This week, the Federal Executive Council of Nigeria approved a national blockchain policy, making it the newest government to do so.
Isa Pantami, the minister of communications and digital economy for a West African country, said that blockchain technology would help make sure data is correct and could add up to $1.76 trillion to the global GDP by 2030. She said this based on a PwC study.
The Federal Ministry of Communications and Digital Economy developed the policy in 2019 through the National Digital Economy Policy and Strategy (NDEPS).
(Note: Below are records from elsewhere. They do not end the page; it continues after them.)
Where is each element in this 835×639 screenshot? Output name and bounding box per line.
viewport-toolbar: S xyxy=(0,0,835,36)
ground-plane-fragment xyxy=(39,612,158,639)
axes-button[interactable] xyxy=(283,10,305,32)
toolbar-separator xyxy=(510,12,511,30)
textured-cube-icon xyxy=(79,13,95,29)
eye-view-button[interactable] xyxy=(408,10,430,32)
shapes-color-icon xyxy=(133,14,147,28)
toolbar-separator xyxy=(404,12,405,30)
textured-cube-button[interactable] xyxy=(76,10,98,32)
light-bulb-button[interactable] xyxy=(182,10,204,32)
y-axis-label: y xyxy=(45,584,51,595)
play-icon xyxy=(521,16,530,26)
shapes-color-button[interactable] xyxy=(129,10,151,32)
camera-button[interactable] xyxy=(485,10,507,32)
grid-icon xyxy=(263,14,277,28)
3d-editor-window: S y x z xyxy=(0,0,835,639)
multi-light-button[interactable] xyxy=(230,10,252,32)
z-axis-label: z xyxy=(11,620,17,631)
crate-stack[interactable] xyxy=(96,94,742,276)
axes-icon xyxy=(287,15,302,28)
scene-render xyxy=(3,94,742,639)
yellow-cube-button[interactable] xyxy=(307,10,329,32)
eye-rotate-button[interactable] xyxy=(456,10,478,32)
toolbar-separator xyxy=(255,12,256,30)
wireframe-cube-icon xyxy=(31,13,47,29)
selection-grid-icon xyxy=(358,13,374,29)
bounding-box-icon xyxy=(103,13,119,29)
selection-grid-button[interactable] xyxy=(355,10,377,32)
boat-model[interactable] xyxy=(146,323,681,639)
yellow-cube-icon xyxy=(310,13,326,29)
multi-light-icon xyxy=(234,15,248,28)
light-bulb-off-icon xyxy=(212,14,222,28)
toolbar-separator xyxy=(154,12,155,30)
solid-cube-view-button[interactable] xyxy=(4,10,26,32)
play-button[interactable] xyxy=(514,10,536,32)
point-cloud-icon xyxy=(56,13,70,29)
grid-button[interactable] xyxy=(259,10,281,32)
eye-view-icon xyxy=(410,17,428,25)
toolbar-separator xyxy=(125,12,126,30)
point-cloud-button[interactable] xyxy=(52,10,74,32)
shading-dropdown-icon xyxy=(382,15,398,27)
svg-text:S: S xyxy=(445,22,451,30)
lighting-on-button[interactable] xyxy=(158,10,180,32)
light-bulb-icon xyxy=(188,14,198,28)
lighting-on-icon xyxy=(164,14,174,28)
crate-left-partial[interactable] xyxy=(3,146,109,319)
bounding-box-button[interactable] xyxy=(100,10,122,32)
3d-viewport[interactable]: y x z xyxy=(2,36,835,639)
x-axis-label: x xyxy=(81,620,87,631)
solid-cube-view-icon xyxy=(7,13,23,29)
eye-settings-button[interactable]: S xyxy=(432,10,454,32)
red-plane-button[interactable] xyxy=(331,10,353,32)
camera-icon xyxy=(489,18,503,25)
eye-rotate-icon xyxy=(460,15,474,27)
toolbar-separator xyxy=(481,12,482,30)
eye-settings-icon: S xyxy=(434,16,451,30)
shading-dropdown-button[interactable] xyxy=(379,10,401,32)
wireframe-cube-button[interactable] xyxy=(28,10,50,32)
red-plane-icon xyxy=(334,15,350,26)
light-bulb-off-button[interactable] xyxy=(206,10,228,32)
Its goal is to use blockchain technology to support secure transactions, data sharing, and value exchange across sectors, aiming to improve innovation, trust, growth, and prosperity.
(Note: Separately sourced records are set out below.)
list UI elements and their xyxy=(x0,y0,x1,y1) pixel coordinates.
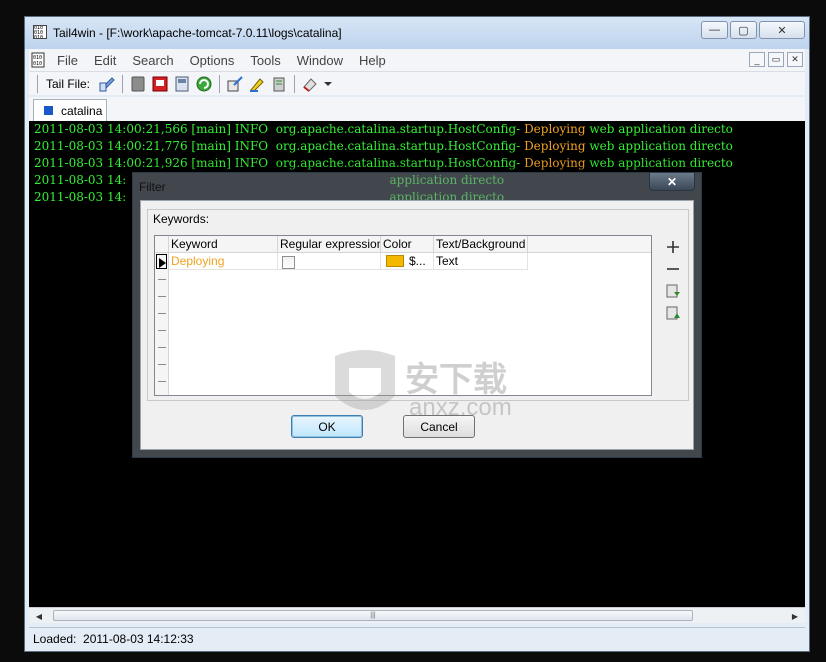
minimize-button[interactable]: — xyxy=(701,21,728,39)
menu-search[interactable]: Search xyxy=(124,53,181,68)
scroll-left-arrow[interactable]: ◀ xyxy=(31,608,47,624)
minimize-icon: — xyxy=(709,24,720,36)
export-keywords-button[interactable] xyxy=(663,303,683,323)
keywords-label: Keywords: xyxy=(153,212,210,226)
pdf-icon[interactable] xyxy=(151,75,169,93)
log-line-highlight: Deploying xyxy=(524,139,586,153)
filter-icon[interactable] xyxy=(270,75,288,93)
settings-icon[interactable] xyxy=(226,75,244,93)
column-header-color[interactable]: Color xyxy=(381,236,434,253)
log-line: 2011-08-03 14:00:21,776 [main] INFO org.… xyxy=(29,138,805,155)
toolbar-separator xyxy=(219,74,221,93)
log-line: 2011-08-03 14:00:21,566 [main] INFO org.… xyxy=(29,121,805,138)
scroll-right-arrow[interactable]: ▶ xyxy=(787,608,803,624)
toolbar-separator xyxy=(122,74,124,93)
mdi-close-button[interactable]: ✕ xyxy=(787,52,803,67)
log-line-suffix: web application directo xyxy=(585,122,733,136)
keywords-group: Keywords: Keyword Regular expression Col… xyxy=(147,209,689,421)
maximize-icon: ▢ xyxy=(738,24,749,37)
scroll-thumb[interactable]: ||| xyxy=(53,610,693,621)
keywords-grid[interactable]: Keyword Regular expression Color Text/Ba… xyxy=(154,235,652,421)
dialog-title: Filter xyxy=(139,180,166,194)
add-keyword-button[interactable] xyxy=(663,237,683,257)
toolbar-separator xyxy=(294,74,296,93)
close-icon: ✕ xyxy=(777,24,787,37)
toolbar: Tail File: xyxy=(29,71,805,95)
menu-options[interactable]: Options xyxy=(182,53,243,68)
remove-icon xyxy=(667,268,679,270)
log-line-text: 2011-08-03 14:00:21,776 [main] INFO org.… xyxy=(34,139,525,153)
row-indicator-column xyxy=(155,253,169,395)
chevron-down-icon[interactable] xyxy=(323,75,333,93)
log-line-text: 2011-08-03 14: xyxy=(34,173,127,187)
menu-bar: 010 010 File Edit Search Options Tools Wi… xyxy=(29,49,805,71)
svg-text:010: 010 xyxy=(33,61,42,67)
file-tab-icon xyxy=(44,106,53,115)
close-button[interactable]: ✕ xyxy=(759,21,805,39)
cell-keyword[interactable]: Deploying xyxy=(169,253,278,270)
column-header-text-background[interactable]: Text/Background xyxy=(434,236,528,253)
cell-text-background[interactable]: Text xyxy=(434,253,528,270)
current-row-indicator xyxy=(156,254,167,269)
app-icon[interactable]: 010 010 010 xyxy=(33,25,47,39)
watermark: 安下载 anxz.com xyxy=(325,346,545,426)
import-icon xyxy=(666,284,680,298)
cell-regex[interactable] xyxy=(278,253,381,270)
tab-catalina[interactable]: catalina xyxy=(33,99,107,121)
arrow-right-icon xyxy=(159,258,166,268)
menu-file[interactable]: File xyxy=(49,53,86,68)
log-line-highlight: Deploying xyxy=(524,122,586,136)
add-icon xyxy=(667,241,679,253)
refresh-icon[interactable] xyxy=(195,75,213,93)
status-text: Loaded: 2011-08-03 14:12:33 xyxy=(33,631,194,646)
grid-header: Keyword Regular expression Color Text/Ba… xyxy=(155,236,651,253)
tab-strip: catalina xyxy=(29,97,805,121)
cell-color[interactable]: $... xyxy=(381,253,434,270)
stop-icon[interactable] xyxy=(129,75,147,93)
export-icon xyxy=(666,306,680,320)
menu-window[interactable]: Window xyxy=(289,53,351,68)
window-title: Tail4win - [F:\work\apache-tomcat-7.0.11… xyxy=(53,26,342,40)
dialog-close-button[interactable]: ✕ xyxy=(649,173,695,191)
row-header-corner xyxy=(155,236,169,253)
log-line-text: 2011-08-03 14:00:21,926 [main] INFO org.… xyxy=(34,156,525,170)
toolbar-grip xyxy=(37,74,38,93)
log-line-text: 2011-08-03 14: xyxy=(34,190,127,204)
open-file-icon[interactable] xyxy=(98,75,116,93)
save-icon[interactable] xyxy=(173,75,191,93)
log-line: 2011-08-03 14:00:21,926 [main] INFO org.… xyxy=(29,155,805,172)
tail-file-label: Tail File: xyxy=(46,76,91,91)
status-bar: Loaded: 2011-08-03 14:12:33 xyxy=(29,627,805,649)
clear-icon[interactable] xyxy=(301,75,319,93)
menu-help[interactable]: Help xyxy=(351,53,394,68)
cancel-button[interactable]: Cancel xyxy=(403,415,475,438)
filter-dialog: Filter ✕ Keywords: Keyword Regular expre… xyxy=(132,172,702,458)
horizontal-scrollbar[interactable]: ◀ ||| ▶ xyxy=(29,607,805,623)
column-header-keyword[interactable]: Keyword xyxy=(169,236,278,253)
mdi-restore-button[interactable]: ▭ xyxy=(768,52,784,67)
ok-button[interactable]: OK xyxy=(291,415,363,438)
import-keywords-button[interactable] xyxy=(663,281,683,301)
remove-keyword-button[interactable] xyxy=(663,259,683,279)
close-icon: ✕ xyxy=(666,174,678,189)
log-line-suffix: web application directo xyxy=(585,139,733,153)
menu-edit[interactable]: Edit xyxy=(86,53,124,68)
highlight-icon[interactable] xyxy=(248,75,266,93)
log-line-highlight: Deploying xyxy=(524,156,586,170)
title-bar[interactable]: 010 010 010 Tail4win - [F:\work\apache-tom… xyxy=(25,17,809,49)
dialog-body: Keywords: Keyword Regular expression Col… xyxy=(140,200,694,450)
maximize-button[interactable]: ▢ xyxy=(730,21,757,39)
menu-tools[interactable]: Tools xyxy=(242,53,288,68)
color-swatch[interactable] xyxy=(386,255,404,267)
regex-checkbox[interactable] xyxy=(282,256,295,269)
menu-grip-icon: 010 010 xyxy=(31,52,45,68)
log-line-text: 2011-08-03 14:00:21,566 [main] INFO org.… xyxy=(34,122,525,136)
column-header-regex[interactable]: Regular expression xyxy=(278,236,381,253)
log-line-suffix: web application directo xyxy=(585,156,733,170)
mdi-minimize-button[interactable]: _ xyxy=(749,52,765,67)
color-picker-ellipsis[interactable]: $... xyxy=(409,253,426,269)
tab-label: catalina xyxy=(61,103,103,118)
The National Information Technology Development Agency (NITDA) will be in charge of making sure the policy is carried out. A multi-sectoral steering group has also been approved to ensure the procedure is carried out.
The Central Bank of Nigeria, the Securities and Exchange Commission, and the Nigerian Communications Commission have been told to develop rules for how blockchain technology can be used in different parts of the economy.
By adopting the national blockchain policy, Nigeria joins other leading technology countries like the UK, Switzerland, Estonia, Singapore, and the UAE in embracing blockchain technology nationally.
People in the private sector and other parts of the government have been asked to use blockchain technology in all areas to help with the NDEPS.